Follow these steps for successful pressure canning:
(Read through all the instructions before beginning.)

  1. Center the canner over the burner. When you have your jars of food ready for canning, put the rack and 2 to 3 inches of hot water into the canner. For hot packed foods, you can bring the water to 180 degrees F. ahead of time, but be careful not to boil the water or heat it long enough for the depth to decrease.

  2. Place filled jars, fitted with lids and rings, on the jar rack in the canner, using a jar lifter. When moving jars with a jar lifter, make sure the jar lifter is securely positioned below the neck of the jar (below the screw band of the lid).  Keep the jar upright at all times. Tilting the jar could cause food to spill into the sealing area of the lid.

  3. Fasten the canner lid securely.  Leave the weight off the vent port or open the petcock.

  4. Turn up the heat to its highest position.  Heat until the water boils and steam flows freely in a funnel-shape from the open vent port or petcock. While maintaining the high heat setting, let the steam flow (exhaust) continuously for 10 minutes.

  5. After this venting of the canner, place the counterweight or weighted gauge on the ventport, or close the petcock.  The canner will pressurize during the next 3 to 5 minutes.

  6. Start timing the process when the pressure reading on the dial gauge indicates that the recommended pressure has been reached.  For canners without dial gauges, start timing when the weighted gauge begins to jiggle or rock.

  7. Regulate the heat under the canner to maintain a steady pressure at, or slightly above, the correct gauge pressure.  One type of weighted gauge should jiggle 2 or 3 times per minute, while another type should rock slowly throughout the process – check the manufacturer’s directions.
    • Loss of pressure at any time can result in under processing, or unsafe food.
    • Quick and large pressure variations during processing may cause unnecessary liquid losses from jars.

    If at any time pressure goes below the recommended amount, bring the canner back to pressure and begin the timing of the process over, from the beginning (using the total original process time).  This is important for the safety of the food.

  8. When the timed process is completed, turn off the heat and let the canner cool down naturally.  While it is cooling, it is also de-pressurizing. Do not force cool the canner.  Forced cooling may result in food spoilage.  Cooling the canner with cold running water or opening the vent port before the canner is fully depressurized are types of forced cooling. They will also cause loss of liquid from jars and seal failures.  Force cooling may also warp the canner lid.

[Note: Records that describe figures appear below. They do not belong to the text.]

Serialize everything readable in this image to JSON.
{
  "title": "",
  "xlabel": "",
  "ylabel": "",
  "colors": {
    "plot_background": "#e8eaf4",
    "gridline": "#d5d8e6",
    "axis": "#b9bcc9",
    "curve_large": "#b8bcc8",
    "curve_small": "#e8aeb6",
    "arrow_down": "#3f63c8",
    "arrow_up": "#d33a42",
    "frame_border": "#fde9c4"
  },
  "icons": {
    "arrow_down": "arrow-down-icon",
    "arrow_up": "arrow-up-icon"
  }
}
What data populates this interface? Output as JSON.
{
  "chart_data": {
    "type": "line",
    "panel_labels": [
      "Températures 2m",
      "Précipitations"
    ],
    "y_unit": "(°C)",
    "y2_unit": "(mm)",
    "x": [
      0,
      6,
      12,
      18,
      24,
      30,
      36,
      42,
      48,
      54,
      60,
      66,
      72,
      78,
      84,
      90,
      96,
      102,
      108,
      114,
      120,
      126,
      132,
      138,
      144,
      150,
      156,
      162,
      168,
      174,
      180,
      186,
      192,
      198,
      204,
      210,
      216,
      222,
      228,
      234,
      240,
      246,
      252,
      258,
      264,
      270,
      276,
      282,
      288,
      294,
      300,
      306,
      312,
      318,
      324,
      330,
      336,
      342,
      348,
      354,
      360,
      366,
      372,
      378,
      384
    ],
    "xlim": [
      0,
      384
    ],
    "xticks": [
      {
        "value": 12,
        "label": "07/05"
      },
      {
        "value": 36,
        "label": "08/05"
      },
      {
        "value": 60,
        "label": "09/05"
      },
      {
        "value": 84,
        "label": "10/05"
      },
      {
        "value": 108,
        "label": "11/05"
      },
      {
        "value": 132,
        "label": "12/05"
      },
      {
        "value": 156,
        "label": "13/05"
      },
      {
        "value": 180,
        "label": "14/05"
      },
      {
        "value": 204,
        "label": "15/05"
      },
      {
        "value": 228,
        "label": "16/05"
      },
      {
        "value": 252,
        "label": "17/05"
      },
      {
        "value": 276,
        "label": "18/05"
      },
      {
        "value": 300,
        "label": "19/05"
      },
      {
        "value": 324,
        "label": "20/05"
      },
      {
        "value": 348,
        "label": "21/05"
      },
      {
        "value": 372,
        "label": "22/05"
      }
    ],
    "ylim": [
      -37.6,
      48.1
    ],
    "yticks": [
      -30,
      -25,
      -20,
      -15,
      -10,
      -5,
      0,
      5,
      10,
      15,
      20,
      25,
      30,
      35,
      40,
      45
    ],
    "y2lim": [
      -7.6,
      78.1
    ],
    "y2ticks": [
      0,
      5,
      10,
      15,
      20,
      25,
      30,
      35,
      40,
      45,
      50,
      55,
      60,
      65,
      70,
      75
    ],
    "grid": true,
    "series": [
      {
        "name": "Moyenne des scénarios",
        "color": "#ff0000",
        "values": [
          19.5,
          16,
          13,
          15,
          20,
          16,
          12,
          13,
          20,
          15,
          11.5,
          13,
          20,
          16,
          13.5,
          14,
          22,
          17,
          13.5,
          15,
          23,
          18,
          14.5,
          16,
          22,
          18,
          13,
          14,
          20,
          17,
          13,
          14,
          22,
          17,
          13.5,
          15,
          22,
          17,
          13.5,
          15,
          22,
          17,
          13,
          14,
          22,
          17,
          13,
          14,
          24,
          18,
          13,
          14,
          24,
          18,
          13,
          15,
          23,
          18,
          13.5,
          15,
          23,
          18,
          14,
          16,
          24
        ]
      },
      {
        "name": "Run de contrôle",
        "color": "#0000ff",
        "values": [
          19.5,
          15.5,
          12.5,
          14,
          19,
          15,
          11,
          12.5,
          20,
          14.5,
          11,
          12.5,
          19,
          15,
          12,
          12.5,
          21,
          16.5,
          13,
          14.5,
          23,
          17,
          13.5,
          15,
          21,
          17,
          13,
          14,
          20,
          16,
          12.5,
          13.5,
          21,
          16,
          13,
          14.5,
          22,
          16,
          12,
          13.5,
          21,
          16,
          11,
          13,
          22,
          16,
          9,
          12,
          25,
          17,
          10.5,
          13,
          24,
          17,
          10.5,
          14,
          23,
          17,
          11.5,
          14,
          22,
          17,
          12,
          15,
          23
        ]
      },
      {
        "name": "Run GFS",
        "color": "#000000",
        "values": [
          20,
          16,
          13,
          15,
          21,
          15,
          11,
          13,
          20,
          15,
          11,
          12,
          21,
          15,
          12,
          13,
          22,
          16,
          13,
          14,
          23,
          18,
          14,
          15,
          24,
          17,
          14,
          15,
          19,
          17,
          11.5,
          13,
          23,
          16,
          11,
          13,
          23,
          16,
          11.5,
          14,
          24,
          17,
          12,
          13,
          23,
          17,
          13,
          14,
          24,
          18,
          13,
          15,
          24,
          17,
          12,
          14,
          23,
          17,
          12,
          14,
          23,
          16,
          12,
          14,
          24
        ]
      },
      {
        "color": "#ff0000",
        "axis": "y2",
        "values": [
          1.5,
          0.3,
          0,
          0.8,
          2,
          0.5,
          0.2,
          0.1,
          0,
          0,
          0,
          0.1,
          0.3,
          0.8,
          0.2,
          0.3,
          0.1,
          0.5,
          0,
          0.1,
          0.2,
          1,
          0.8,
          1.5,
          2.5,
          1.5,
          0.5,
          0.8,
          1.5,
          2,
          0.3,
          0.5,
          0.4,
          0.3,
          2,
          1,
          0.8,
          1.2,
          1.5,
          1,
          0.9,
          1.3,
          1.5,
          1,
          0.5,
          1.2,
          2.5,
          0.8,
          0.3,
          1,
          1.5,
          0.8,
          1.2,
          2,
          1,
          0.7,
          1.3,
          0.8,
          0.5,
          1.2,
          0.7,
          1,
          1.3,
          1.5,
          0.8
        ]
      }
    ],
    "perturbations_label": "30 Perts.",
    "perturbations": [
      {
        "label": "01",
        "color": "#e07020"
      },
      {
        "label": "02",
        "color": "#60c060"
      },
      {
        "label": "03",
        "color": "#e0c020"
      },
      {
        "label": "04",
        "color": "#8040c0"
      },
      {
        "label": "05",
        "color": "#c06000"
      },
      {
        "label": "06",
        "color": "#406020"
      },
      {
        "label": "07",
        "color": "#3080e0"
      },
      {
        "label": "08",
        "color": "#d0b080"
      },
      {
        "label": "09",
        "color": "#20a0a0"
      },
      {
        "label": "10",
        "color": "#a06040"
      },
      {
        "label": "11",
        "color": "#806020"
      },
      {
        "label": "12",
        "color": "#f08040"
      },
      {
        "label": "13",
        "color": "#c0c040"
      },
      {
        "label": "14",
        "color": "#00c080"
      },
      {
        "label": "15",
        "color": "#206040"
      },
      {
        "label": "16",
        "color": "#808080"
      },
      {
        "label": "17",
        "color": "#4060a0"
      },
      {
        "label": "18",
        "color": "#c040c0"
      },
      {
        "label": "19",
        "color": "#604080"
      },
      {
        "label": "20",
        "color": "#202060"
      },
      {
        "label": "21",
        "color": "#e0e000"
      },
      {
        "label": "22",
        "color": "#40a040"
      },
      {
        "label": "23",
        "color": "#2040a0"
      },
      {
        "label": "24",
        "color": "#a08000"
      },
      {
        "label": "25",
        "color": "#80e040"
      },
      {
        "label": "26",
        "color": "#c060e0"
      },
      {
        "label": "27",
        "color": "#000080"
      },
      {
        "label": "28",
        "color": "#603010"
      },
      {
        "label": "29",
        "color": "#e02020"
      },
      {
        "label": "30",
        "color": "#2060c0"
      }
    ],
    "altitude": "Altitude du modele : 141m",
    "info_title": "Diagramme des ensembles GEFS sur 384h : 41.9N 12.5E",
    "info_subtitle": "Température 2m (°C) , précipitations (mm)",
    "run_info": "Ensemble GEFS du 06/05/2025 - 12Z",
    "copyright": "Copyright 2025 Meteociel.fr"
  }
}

    Depressurization of older canner models without dial gauges should be timed.  Standard size heavy-walled canners require about 30 minutes when loaded with pints and 45 minutes when loaded with quarts.  Newer thin-walled canners cool more rapidly and are equipped with vent locks that are designed to open when the pressure is gone. These canners are depressurized when the piston in the vent lock drops to a normal position. Some of these locks are hidden in handles and cannot be seen; however, the lid will not turn open until the lock is released.

  9. After the canner is depressurized, remove the weight from the vent port or open the petcock.  Wait 2 minutes (as a safety precaution), unfasten the lid and remove it carefully. Lift the lid with the underside away from you so that the steam coming out of the canner does not burn your face.

  10. Using a jar lifter, remove the jars one at a time, being careful not to tilt the jars.  Carefully place them directly onto a towel or cake cooling rack, leaving at least one inch of space between the jars during cooling.  Avoid placing the jars on a cold surface or in a cold draft.

  11. Let the jars sit undisturbed while they cool, from 12 to 24 hours.  Do not tighten ring bands on the lids or push down on the center of the flat metal lid until the jar is completely cooled.

  12. Remove ring bands from sealed jars.  Put any unsealed jars in the refrigerator and use first.

  13. Wash jars and lids to remove all residues.

  14. Label jars and store in a cool, dry place out of direct light.

  15. Dry the canner, lid and gasket.  Take off removable petcocks and safety valves; wash and dry thoroughly.